The once-grand, now dilapidated old house they live in has become a refuge for their found family—Morgan’s partner Araminta, an artist with excellent dress sense; Theo, a ten-year-old with an excess of energy; quiet telekinesthetic pensioner Denny—as well as the ghosts who live alongside them. All people who once needed sanctuary for their queer, neurodivergent selves.
Now they offer that safety to the dead as well as the living.
When a collection of ghosts trapped in old bottles are delivered to their door, something from the past is unleashed. A man who once collected ghosts – a man who should have died centuries before – suddenly has the house under his control. Morgan must trust their own abilities, and their hard-won sense of self, to save their home, their family, and the woman they love.
Morgan lives in an intentional community of neurodivergent and mostly queer people in a rambling old mansion. Oh, and ghosts. Lots of ghosts. But when something starts scaring the ghosts, Morgan and the gang realise they have to help them.
This offbeat (sub)urban fantasy novel is affirming and supportive and just plain adorable.
I’ll be honest, I really want to live with Morgan and their housemates. I absolutely love the writing. I love the inclusiveness. I love the found family and sense of community.

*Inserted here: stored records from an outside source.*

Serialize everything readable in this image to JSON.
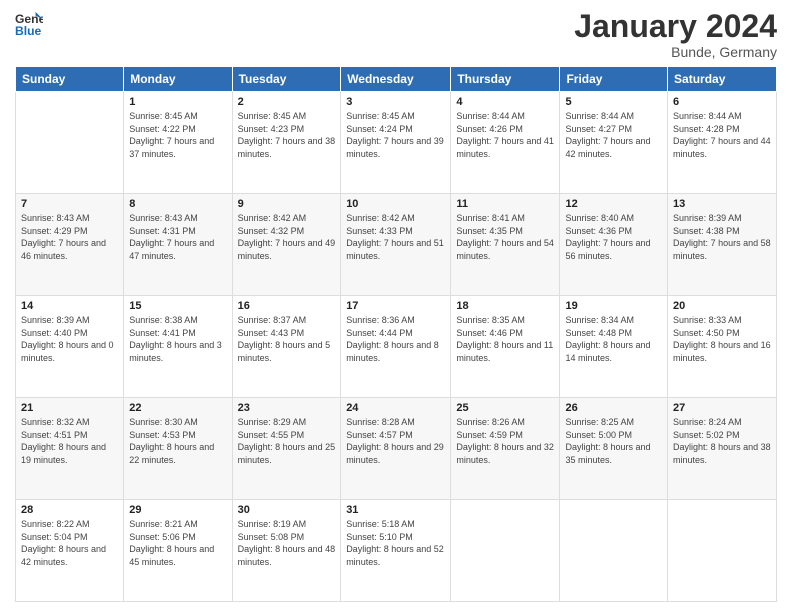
{
  "header": {
    "logo_line1": "General",
    "logo_line2": "Blue",
    "month": "January 2024",
    "location": "Bunde, Germany"
  },
  "weekdays": [
    "Sunday",
    "Monday",
    "Tuesday",
    "Wednesday",
    "Thursday",
    "Friday",
    "Saturday"
  ],
  "weeks": [
    [
      {
        "day": "",
        "sunrise": "",
        "sunset": "",
        "daylight": ""
      },
      {
        "day": "1",
        "sunrise": "Sunrise: 8:45 AM",
        "sunset": "Sunset: 4:22 PM",
        "daylight": "Daylight: 7 hours and 37 minutes."
      },
      {
        "day": "2",
        "sunrise": "Sunrise: 8:45 AM",
        "sunset": "Sunset: 4:23 PM",
        "daylight": "Daylight: 7 hours and 38 minutes."
      },
      {
        "day": "3",
        "sunrise": "Sunrise: 8:45 AM",
        "sunset": "Sunset: 4:24 PM",
        "daylight": "Daylight: 7 hours and 39 minutes."
      },
      {
        "day": "4",
        "sunrise": "Sunrise: 8:44 AM",
        "sunset": "Sunset: 4:26 PM",
        "daylight": "Daylight: 7 hours and 41 minutes."
      },
      {
        "day": "5",
        "sunrise": "Sunrise: 8:44 AM",
        "sunset": "Sunset: 4:27 PM",
        "daylight": "Daylight: 7 hours and 42 minutes."
      },
      {
        "day": "6",
        "sunrise": "Sunrise: 8:44 AM",
        "sunset": "Sunset: 4:28 PM",
        "daylight": "Daylight: 7 hours and 44 minutes."
      }
    ],
    [
      {
        "day": "7",
        "sunrise": "Sunrise: 8:43 AM",
        "sunset": "Sunset: 4:29 PM",
        "daylight": "Daylight: 7 hours and 46 minutes."
      },
      {
        "day": "8",
        "sunrise": "Sunrise: 8:43 AM",
        "sunset": "Sunset: 4:31 PM",
        "daylight": "Daylight: 7 hours and 47 minutes."
      },
      {
        "day": "9",
        "sunrise": "Sunrise: 8:42 AM",
        "sunset": "Sunset: 4:32 PM",
        "daylight": "Daylight: 7 hours and 49 minutes."
      },
      {
        "day": "10",
        "sunrise": "Sunrise: 8:42 AM",
        "sunset": "Sunset: 4:33 PM",
        "daylight": "Daylight: 7 hours and 51 minutes."
      },
      {
        "day": "11",
        "sunrise": "Sunrise: 8:41 AM",
        "sunset": "Sunset: 4:35 PM",
        "daylight": "Daylight: 7 hours and 54 minutes."
      },
      {
        "day": "12",
        "sunrise": "Sunrise: 8:40 AM",
        "sunset": "Sunset: 4:36 PM",
        "daylight": "Daylight: 7 hours and 56 minutes."
      },
      {
        "day": "13",
        "sunrise": "Sunrise: 8:39 AM",
        "sunset": "Sunset: 4:38 PM",
        "daylight": "Daylight: 7 hours and 58 minutes."
      }
    ],
    [
      {
        "day": "14",
        "sunrise": "Sunrise: 8:39 AM",
        "sunset": "Sunset: 4:40 PM",
        "daylight": "Daylight: 8 hours and 0 minutes."
      },
      {
        "day": "15",
        "sunrise": "Sunrise: 8:38 AM",
        "sunset": "Sunset: 4:41 PM",
        "daylight": "Daylight: 8 hours and 3 minutes."
      },
      {
        "day": "16",
        "sunrise": "Sunrise: 8:37 AM",
        "sunset": "Sunset: 4:43 PM",
        "daylight": "Daylight: 8 hours and 5 minutes."
      },
      {
        "day": "17",
        "sunrise": "Sunrise: 8:36 AM",
        "sunset": "Sunset: 4:44 PM",
        "daylight": "Daylight: 8 hours and 8 minutes."
      },
      {
        "day": "18",
        "sunrise": "Sunrise: 8:35 AM",
        "sunset": "Sunset: 4:46 PM",
        "daylight": "Daylight: 8 hours and 11 minutes."
      },
      {
        "day": "19",
        "sunrise": "Sunrise: 8:34 AM",
        "sunset": "Sunset: 4:48 PM",
        "daylight": "Daylight: 8 hours and 14 minutes."
      },
      {
        "day": "20",
        "sunrise": "Sunrise: 8:33 AM",
        "sunset": "Sunset: 4:50 PM",
        "daylight": "Daylight: 8 hours and 16 minutes."
      }
    ],
    [
      {
        "day": "21",
        "sunrise": "Sunrise: 8:32 AM",
        "sunset": "Sunset: 4:51 PM",
        "daylight": "Daylight: 8 hours and 19 minutes."
      },
      {
        "day": "22",
        "sunrise": "Sunrise: 8:30 AM",
        "sunset": "Sunset: 4:53 PM",
        "daylight": "Daylight: 8 hours and 22 minutes."
      },
      {
        "day": "23",
        "sunrise": "Sunrise: 8:29 AM",
        "sunset": "Sunset: 4:55 PM",
        "daylight": "Daylight: 8 hours and 25 minutes."
      },
      {
        "day": "24",
        "sunrise": "Sunrise: 8:28 AM",
        "sunset": "Sunset: 4:57 PM",
        "daylight": "Daylight: 8 hours and 29 minutes."
      },
      {
        "day": "25",
        "sunrise": "Sunrise: 8:26 AM",
        "sunset": "Sunset: 4:59 PM",
        "daylight": "Daylight: 8 hours and 32 minutes."
      },
      {
        "day": "26",
        "sunrise": "Sunrise: 8:25 AM",
        "sunset": "Sunset: 5:00 PM",
        "daylight": "Daylight: 8 hours and 35 minutes."
      },
      {
        "day": "27",
        "sunrise": "Sunrise: 8:24 AM",
        "sunset": "Sunset: 5:02 PM",
        "daylight": "Daylight: 8 hours and 38 minutes."
      }
    ],
    [
      {
        "day": "28",
        "sunrise": "Sunrise: 8:22 AM",
        "sunset": "Sunset: 5:04 PM",
        "daylight": "Daylight: 8 hours and 42 minutes."
      },
      {
        "day": "29",
        "sunrise": "Sunrise: 8:21 AM",
        "sunset": "Sunset: 5:06 PM",
        "daylight": "Daylight: 8 hours and 45 minutes."
      },
      {
        "day": "30",
        "sunrise": "Sunrise: 8:19 AM",
        "sunset": "Sunset: 5:08 PM",
        "daylight": "Daylight: 8 hours and 48 minutes."
      },
      {
        "day": "31",
        "sunrise": "Sunrise: 5:18 AM",
        "sunset": "Sunset: 5:10 PM",
        "daylight": "Daylight: 8 hours and 52 minutes."
      },
      {
        "day": "",
        "sunrise": "",
        "sunset": "",
        "daylight": ""
      },
      {
        "day": "",
        "sunrise": "",
        "sunset": "",
        "daylight": ""
      },
      {
        "day": "",
        "sunrise": "",
        "sunset": "",
        "daylight": ""
      }
    ]
  ]
}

What I didn’t love was the editing – and I don’t just mean typos, though there were typos. What I found distracting were the continuity errors and the sagging middle. With a more thorough edit, this could be a really amazing novel. In many ways, it still is … just not quite as good as it could have been.
SI CLARKE is a misanthrope who lives in Deptford, sarf ees London. She shares her home with her partner and an assortment of waifs and strays. As someone who’s neurodivergent, an immigrant, and the proud owner of an invisible disability, she strives to present a diverse array of characters in her stories. And she loves reading about diverse characters too.